One great thing about the music blogosphere is being exposed to other’s musical tastes and experiencing great music you’ve never heard before or had forgotten about.
This is how I got turned back on to early garage rock. Someone somewhere mentioned Nuggets, the great early compilation of garage and psychedelic singles of the 60’s. The original Nuggets (official title Original Artyfacts from the First Psychedelic Era, 1965–1968) put together by Lenny Kaye was a 2 disc compilation released in 1972 by Elektra Records. Subsequent versions were released by Rhino Records in the 80’s.
So I thought it would be fun to do a recurring feature highlighting 2-3 of my favorite finds (or re-finds) from time to time. I’m going to be pretty broad in what gets in – if its shown up on Nuggets, or the Underground Garage, or by a band that was on either, its eligible. Thus, the Digging in the Garage title! Get it?
For this first one, let’s start as Nuggets does, with “I Had Too Much To Dream (Last Night)” by The Electric Prunes. Great song title and band name! The Prunes formed in 1965 in Los Angeles and recorded 2 albums before breaking up in 1968. Their name apparently started as a joke, but they decided to keep it since it was so unusual, it would be memorable to listeners. Too Much to Dream was written by Annette Tucker and Nancie Mantz, and was the band’s second single. In 1967 it reached # 11 on the Billboard Hot 100. The oscillating reversed guitar sound which opens the song was done by lead guitarist Ken Williams with his 1958 Gibson Les Paul and a Bigsby vibrato unit and then played backwards.
Next up, Don’t Look Back, by Barry and the Remains. The Remains, from Boston, formed in 1964 and achieved a strong following in the New England area. Their biggest claim to fame was opening for the Beatles on the Fab Four’s last US tour in 1966. Don’t Look Back, written by Billy Vera, was from their debut album, 1966’s The Remains. Ironically, opening for the Beatles didn’t break them nationally, and they actually had broken up prior to the album’s release. I especially like the “Shout” type interlude midway through the song.
Next, let’s go to Cleveland for The Outsiders and Time Won’t Let Me. The band had been playing as an R&B band the Starfires until changing their name in 1965. Time Won’t Let Me, written by rhythm guitarist Tom King and his brother-in-law Chet Kelly, was a Top 5 hit in 1966 and became a million seller. I love the combination of the 12 string guitar riff and the horn section chart.
Le’ts wrap up this edition in the Pacific Northwest, with Have Love Will Travel by The Sonics, from Tacoma WA. The Sonics formed in 1961 but had their greatest success starting in 1964-65. Have Love Will Travel was on their 1965 debut album Here Are The Sonics, and is a cover of the 1959 version by Richard Berry (fun fact: he also wrote Louie, Louie).
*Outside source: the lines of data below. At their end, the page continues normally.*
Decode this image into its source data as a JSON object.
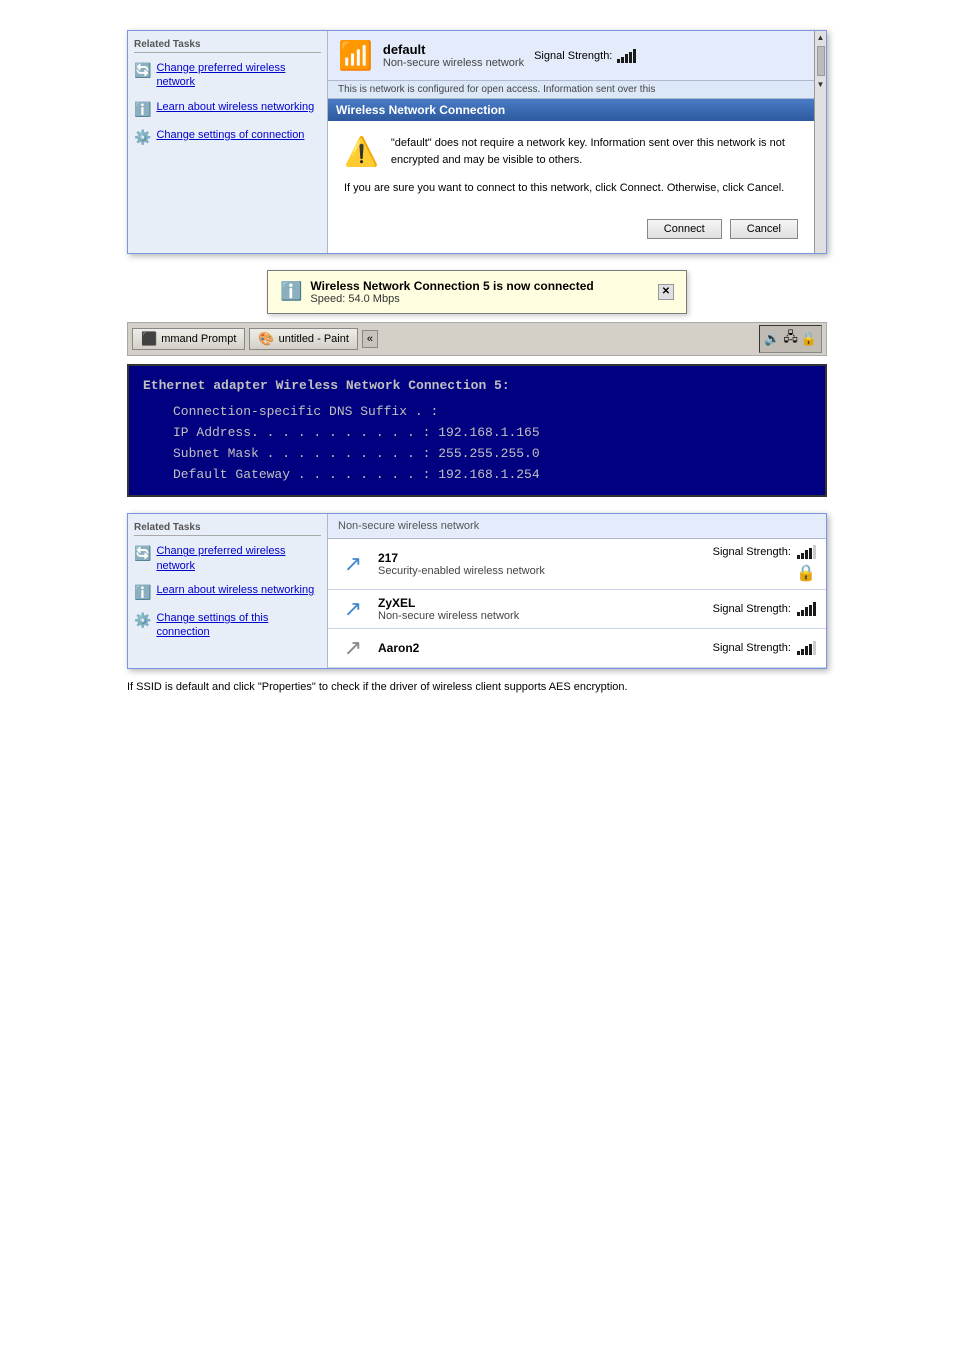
{
  "panel1": {
    "sidebar_title": "Related Tasks",
    "links": [
      {
        "icon": "🔄",
        "text": "Change preferred wireless network"
      },
      {
        "icon": "ℹ️",
        "text": "Learn about wireless networking"
      },
      {
        "icon": "⚙️",
        "text": "Change settings of connection"
      }
    ],
    "network_name": "default",
    "network_type": "Non-secure wireless network",
    "signal_label": "Signal Strength:",
    "info_bar": "This is network is configured for open access. Information sent over this",
    "dialog_title": "Wireless Network Connection",
    "warning_text": "\"default\" does not require a network key. Information sent over this network is not encrypted and may be visible to others.",
    "second_para": "If you are sure you want to connect to this network, click Connect. Otherwise, click Cancel.",
    "btn_connect": "Connect",
    "btn_cancel": "Cancel"
  },
  "notification": {
    "title": "Wireless Network Connection 5 is now connected",
    "sub": "Speed: 54.0 Mbps"
  },
  "taskbar": {
    "btn1_label": "mmand Prompt",
    "btn2_label": "untitled - Paint",
    "overflow": "«",
    "tray_icons": [
      "🔊",
      "🖧",
      "🔒"
    ]
  },
  "cmd": {
    "header": "Ethernet adapter Wireless Network Connection 5:",
    "lines": [
      "Connection-specific DNS Suffix  . :",
      "IP Address. . . . . . . . . . . : 192.168.1.165",
      "Subnet Mask . . . . . . . . . . : 255.255.255.0",
      "Default Gateway . . . . . . . . : 192.168.1.254"
    ]
  },
  "panel2": {
    "sidebar_title": "Related Tasks",
    "links": [
      {
        "icon": "🔄",
        "text": "Change preferred wireless network"
      },
      {
        "icon": "ℹ️",
        "text": "Learn about wireless networking"
      },
      {
        "icon": "⚙️",
        "text": "Change settings of this connection"
      }
    ],
    "header_text": "Non-secure wireless network",
    "networks": [
      {
        "name": "217",
        "type": "Security-enabled wireless network",
        "signal": 4,
        "locked": true
      },
      {
        "name": "ZyXEL",
        "type": "Non-secure wireless network",
        "signal": 5,
        "locked": false
      },
      {
        "name": "Aaron2",
        "type": "",
        "signal": 4,
        "locked": false
      }
    ]
  },
  "caption": "If SSID is default and click \"Properties\" to check if the driver of wireless client supports AES encryption."
}
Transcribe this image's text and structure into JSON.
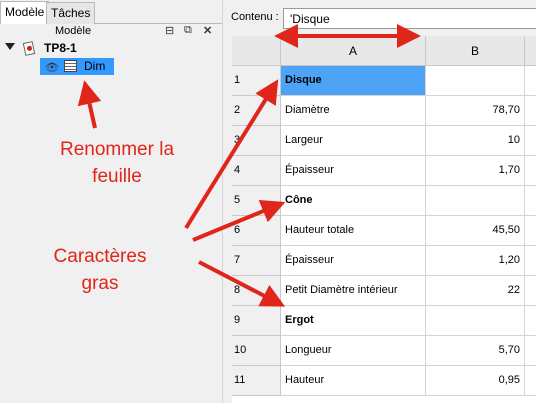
{
  "left_panel": {
    "tabs": [
      {
        "label": "Modèle",
        "active": true
      },
      {
        "label": "Tâches",
        "active": false
      }
    ],
    "header_title": "Modèle",
    "header_icons": [
      "restore-icon",
      "float-icon",
      "close-icon"
    ],
    "tree": {
      "root_label": "TP8-1",
      "selected_item_label": "Dim"
    }
  },
  "annotations": {
    "rename_line1": "Renommer la",
    "rename_line2": "feuille",
    "bold_line1": "Caractères",
    "bold_line2": "gras",
    "arrow_color": "#e0251b"
  },
  "formula_bar": {
    "label": "Contenu :",
    "value": "'Disque"
  },
  "sheet": {
    "columns": [
      "A",
      "B"
    ],
    "rows": [
      {
        "n": "1",
        "a": "Disque",
        "b": "",
        "bold": true,
        "selected": true
      },
      {
        "n": "2",
        "a": "Diamètre",
        "b": "78,70",
        "bold": false,
        "selected": false
      },
      {
        "n": "3",
        "a": "Largeur",
        "b": "10",
        "bold": false,
        "selected": false
      },
      {
        "n": "4",
        "a": "Épaisseur",
        "b": "1,70",
        "bold": false,
        "selected": false
      },
      {
        "n": "5",
        "a": "Cône",
        "b": "",
        "bold": true,
        "selected": false
      },
      {
        "n": "6",
        "a": "Hauteur totale",
        "b": "45,50",
        "bold": false,
        "selected": false
      },
      {
        "n": "7",
        "a": "Épaisseur",
        "b": "1,20",
        "bold": false,
        "selected": false
      },
      {
        "n": "8",
        "a": "Petit Diamètre intérieur",
        "b": "22",
        "bold": false,
        "selected": false
      },
      {
        "n": "9",
        "a": "Ergot",
        "b": "",
        "bold": true,
        "selected": false
      },
      {
        "n": "10",
        "a": "Longueur",
        "b": "5,70",
        "bold": false,
        "selected": false
      },
      {
        "n": "11",
        "a": "Hauteur",
        "b": "0,95",
        "bold": false,
        "selected": false
      }
    ]
  }
}
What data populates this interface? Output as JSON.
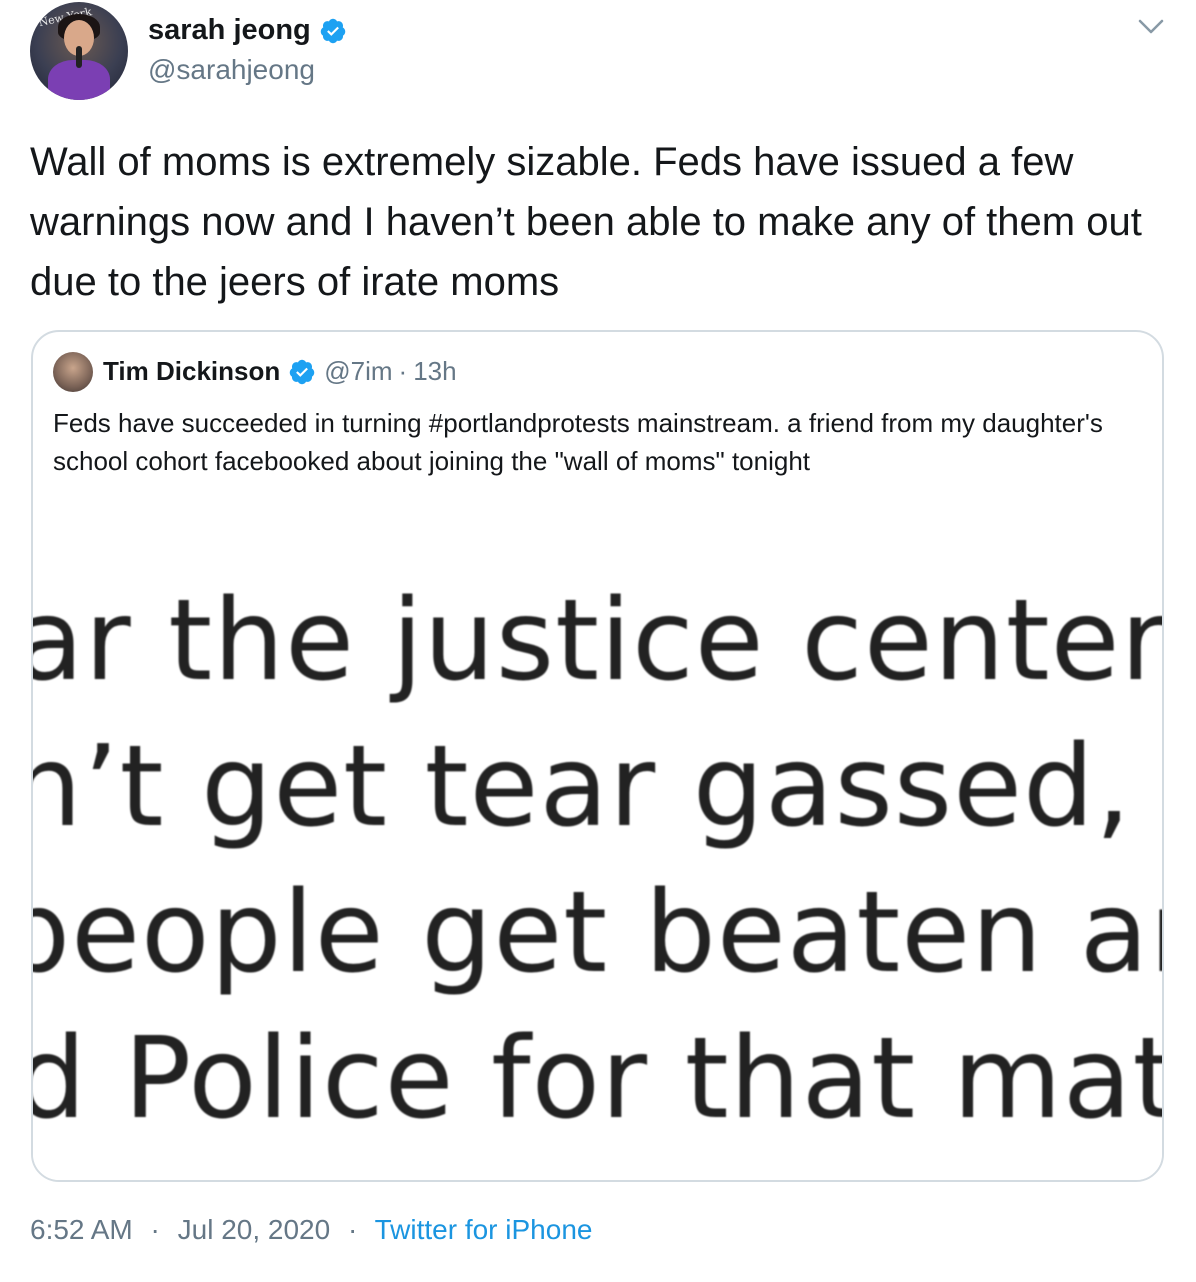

With its fuzzy guitars, booming drums, dirty sax, and screaming vocals, plus its primitive recording method, it seemed to come from an entirely different universe compared to most other songs of the time. The Sonics are seen as precursors of punk, and this song is a great example. If this song doesn’t at least get your toes tapping, check your pulse – you may not have one!
Well, that’s all for now. I’ll have more nuggets in the future.